Virtue Signaling & Moral Grandstanding

 

Link to Time Image/Getty Images 2020

Virtue signaling is a 2015 term meaning that people are advertising themselves as kind, decent, and virtuous. Virtue signaling is a term used to shame others for their moral grandstanding.

Moral grandstanding combines the concept of a moral proclamation with the concept of a prominent display (see Tosi & Warmke, 2016).
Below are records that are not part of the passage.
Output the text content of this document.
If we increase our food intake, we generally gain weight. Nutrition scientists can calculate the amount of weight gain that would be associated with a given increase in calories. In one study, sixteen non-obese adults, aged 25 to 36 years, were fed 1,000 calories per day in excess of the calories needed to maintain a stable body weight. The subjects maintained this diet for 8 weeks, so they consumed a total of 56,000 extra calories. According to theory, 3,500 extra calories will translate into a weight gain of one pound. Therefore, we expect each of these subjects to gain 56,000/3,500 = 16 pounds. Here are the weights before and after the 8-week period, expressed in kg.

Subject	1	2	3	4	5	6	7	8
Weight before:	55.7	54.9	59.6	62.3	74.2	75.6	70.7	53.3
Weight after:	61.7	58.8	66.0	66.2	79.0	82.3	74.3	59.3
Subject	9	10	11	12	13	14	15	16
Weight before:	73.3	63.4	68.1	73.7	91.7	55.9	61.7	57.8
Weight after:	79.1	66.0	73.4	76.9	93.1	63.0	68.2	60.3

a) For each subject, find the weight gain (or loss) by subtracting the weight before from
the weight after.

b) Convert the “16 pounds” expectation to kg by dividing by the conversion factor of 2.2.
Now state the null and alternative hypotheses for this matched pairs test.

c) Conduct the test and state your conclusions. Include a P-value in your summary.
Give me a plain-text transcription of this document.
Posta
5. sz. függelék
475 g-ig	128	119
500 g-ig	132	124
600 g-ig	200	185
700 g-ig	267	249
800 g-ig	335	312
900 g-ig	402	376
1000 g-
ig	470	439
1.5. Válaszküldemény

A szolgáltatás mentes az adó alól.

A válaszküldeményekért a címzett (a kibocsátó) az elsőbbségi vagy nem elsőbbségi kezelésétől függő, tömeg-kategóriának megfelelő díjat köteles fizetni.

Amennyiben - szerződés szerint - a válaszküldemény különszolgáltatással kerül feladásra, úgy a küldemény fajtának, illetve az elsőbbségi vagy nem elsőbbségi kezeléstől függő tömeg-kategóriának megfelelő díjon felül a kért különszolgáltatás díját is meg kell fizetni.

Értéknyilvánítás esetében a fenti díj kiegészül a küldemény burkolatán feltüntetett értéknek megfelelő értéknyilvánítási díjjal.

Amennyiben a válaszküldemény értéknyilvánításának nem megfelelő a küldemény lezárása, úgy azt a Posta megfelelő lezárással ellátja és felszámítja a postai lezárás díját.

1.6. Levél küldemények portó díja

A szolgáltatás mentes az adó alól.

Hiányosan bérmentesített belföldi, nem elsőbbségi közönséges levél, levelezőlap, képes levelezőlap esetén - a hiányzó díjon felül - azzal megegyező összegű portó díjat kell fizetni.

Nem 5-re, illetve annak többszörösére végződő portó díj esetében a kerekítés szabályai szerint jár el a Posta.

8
Making moral pronouncements is risky because human beings have different views on morality and rarely live lives that match the call to a moral stance.

Grandstanding of any type is also risky because people may look closely at what the speaker is saying or doing and find fault if the pronouncements from the public grandstand seem hollow, false, or a thinly disguised attempt to win votes or profit from a newly discovered cause—often presented as a moral cause.

Psychological scientists find that people are harsher in their moral judgments when they perceive a selfish motivation compared to people who do not make a moral judgment (Zaki & Cikara, 2020).

Zaki and Cikara suggest that virtue signaling may work under certain conditions. If you follow politics or religion, you have likely seen many people saying or doing things that their leaders say or do. Loud and prominent voices are signals. People often do not know what other’s think. Most people are influenced by frequent and persistent opinions. Opinions and information are powerful forces for social change. Opinions can create social norms, which people adopt without a great deal of thought.

Virtue signaling that leads to conformity may be judged in terms of effectiveness. The actions that are signaled are those subject to be examined for their moral worth.